Desde Cunduacán, Tabasco, la jefa del Ejecutivo federal defendió la autonomía de la FGR al ser cuestionada sobre las convocatorias dirigidas a Rubén Rocha Moya, gobernador con licencia de Sinaloa, y a María Eugenia Campos, mandataria de Chihuahua.

La declaración presidencial busca blindar al gobierno federal de acusaciones de utilizar a la fiscalía como instrumento de presión política, en momentos en que ambos mandatarios estatales enfrentan investigaciones que han generado revuelo en sus respectivas entidades.

Rocha Moya solicitó licencia a su cargo en medio de señalamientos relacionados con la violencia desatada en Sinaloa, mientras que Campos enfrenta cuestionamientos sobre el manejo de recursos públicos en su administración.

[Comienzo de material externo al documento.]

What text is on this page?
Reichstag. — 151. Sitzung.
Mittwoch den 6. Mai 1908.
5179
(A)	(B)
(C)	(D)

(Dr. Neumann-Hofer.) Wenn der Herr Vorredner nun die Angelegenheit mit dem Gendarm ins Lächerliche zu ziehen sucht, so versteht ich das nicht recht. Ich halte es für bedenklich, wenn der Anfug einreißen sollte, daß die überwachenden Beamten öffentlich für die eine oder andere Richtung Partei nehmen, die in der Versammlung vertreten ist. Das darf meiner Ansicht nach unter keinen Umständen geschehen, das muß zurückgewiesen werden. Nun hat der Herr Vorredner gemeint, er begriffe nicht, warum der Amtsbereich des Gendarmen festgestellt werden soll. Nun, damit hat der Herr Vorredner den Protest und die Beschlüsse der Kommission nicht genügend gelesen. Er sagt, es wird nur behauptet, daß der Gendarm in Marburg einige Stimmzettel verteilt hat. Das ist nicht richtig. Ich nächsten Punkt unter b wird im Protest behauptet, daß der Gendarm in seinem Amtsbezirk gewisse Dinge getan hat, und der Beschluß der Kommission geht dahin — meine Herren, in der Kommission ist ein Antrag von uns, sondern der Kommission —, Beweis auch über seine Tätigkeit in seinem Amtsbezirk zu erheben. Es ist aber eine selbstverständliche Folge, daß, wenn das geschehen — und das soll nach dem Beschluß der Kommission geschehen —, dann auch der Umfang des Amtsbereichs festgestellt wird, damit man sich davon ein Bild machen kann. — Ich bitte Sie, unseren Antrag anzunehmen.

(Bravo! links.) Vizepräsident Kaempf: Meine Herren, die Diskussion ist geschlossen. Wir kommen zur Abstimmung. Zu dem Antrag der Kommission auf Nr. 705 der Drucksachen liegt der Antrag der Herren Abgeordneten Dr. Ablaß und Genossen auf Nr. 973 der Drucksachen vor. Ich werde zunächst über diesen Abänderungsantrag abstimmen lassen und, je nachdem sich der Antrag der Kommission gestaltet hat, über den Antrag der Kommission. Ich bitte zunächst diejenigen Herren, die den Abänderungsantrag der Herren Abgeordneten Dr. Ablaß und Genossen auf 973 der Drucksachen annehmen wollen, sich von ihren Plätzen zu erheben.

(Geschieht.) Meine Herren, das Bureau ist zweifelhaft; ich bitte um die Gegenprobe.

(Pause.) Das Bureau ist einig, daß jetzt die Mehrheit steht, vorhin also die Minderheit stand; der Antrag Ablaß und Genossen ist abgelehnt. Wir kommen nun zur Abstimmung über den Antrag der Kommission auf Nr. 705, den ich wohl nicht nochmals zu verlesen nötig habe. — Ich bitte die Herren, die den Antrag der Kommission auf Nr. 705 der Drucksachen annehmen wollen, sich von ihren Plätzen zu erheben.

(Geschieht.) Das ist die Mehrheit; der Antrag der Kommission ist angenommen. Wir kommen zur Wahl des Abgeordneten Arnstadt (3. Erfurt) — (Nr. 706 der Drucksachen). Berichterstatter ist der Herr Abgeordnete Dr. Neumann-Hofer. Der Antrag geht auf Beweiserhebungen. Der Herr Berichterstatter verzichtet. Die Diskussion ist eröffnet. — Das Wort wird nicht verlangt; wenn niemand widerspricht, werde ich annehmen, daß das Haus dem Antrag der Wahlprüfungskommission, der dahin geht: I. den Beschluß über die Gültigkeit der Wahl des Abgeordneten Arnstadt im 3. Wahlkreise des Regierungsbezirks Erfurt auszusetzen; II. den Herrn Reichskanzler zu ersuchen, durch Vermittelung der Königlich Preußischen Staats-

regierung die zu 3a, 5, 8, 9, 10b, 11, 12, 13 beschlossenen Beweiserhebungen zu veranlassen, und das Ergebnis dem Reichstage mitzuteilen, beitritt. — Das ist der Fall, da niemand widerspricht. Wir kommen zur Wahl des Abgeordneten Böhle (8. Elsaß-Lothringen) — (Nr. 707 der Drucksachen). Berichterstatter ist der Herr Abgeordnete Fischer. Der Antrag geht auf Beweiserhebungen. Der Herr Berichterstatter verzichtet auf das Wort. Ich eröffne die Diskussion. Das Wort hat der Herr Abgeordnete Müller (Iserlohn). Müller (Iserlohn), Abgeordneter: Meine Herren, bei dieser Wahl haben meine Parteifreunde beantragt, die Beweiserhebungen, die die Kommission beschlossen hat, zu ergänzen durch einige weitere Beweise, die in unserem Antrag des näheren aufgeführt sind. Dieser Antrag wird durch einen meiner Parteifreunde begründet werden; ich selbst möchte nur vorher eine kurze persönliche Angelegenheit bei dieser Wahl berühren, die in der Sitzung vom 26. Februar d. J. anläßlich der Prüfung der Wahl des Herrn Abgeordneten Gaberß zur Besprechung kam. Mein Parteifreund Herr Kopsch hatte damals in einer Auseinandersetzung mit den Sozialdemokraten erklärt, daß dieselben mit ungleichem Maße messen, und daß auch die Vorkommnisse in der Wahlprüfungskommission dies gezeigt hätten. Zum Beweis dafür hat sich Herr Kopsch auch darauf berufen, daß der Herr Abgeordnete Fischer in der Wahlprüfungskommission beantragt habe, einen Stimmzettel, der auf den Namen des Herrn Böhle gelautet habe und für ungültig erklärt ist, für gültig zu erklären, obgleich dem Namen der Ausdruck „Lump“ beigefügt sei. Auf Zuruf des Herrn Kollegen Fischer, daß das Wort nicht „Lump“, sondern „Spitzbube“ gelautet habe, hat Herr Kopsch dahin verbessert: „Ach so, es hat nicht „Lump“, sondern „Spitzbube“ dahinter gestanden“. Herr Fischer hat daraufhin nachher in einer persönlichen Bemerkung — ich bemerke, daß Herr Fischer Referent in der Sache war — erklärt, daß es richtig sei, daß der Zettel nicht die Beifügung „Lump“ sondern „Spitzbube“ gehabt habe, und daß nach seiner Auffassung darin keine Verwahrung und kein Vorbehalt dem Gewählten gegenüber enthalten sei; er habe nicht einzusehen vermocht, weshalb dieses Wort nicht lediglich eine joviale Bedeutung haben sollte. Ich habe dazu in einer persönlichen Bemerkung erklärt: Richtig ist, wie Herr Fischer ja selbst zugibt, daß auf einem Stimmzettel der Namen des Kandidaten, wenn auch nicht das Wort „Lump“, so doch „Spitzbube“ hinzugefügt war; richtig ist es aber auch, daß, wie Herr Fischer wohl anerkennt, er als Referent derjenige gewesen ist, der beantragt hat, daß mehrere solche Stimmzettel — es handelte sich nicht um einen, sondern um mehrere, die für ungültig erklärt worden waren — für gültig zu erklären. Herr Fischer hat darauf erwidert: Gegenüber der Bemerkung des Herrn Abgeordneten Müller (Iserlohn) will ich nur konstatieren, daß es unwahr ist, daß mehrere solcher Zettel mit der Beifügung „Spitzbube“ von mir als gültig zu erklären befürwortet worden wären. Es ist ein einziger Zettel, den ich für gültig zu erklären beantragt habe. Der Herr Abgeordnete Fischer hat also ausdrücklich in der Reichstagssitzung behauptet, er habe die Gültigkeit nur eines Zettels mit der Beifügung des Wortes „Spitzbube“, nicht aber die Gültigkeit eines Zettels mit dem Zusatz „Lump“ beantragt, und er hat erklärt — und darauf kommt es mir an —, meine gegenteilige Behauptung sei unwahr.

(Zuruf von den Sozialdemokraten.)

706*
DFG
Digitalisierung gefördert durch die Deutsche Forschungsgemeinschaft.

La postura de Sheinbaum coincide con el discurso oficial de separación entre el poder político y las instituciones de procuración de justicia, aunque críticos señalan que la simultaneidad de ambos citatorios genera dudas sobre la independencia real de la FGR.

La mandataria federal evitó profundizar en los detalles de las investigaciones en curso, remitiéndose al principio de autonomía del Ministerio Público y al debido proceso que debe seguirse en ambos casos.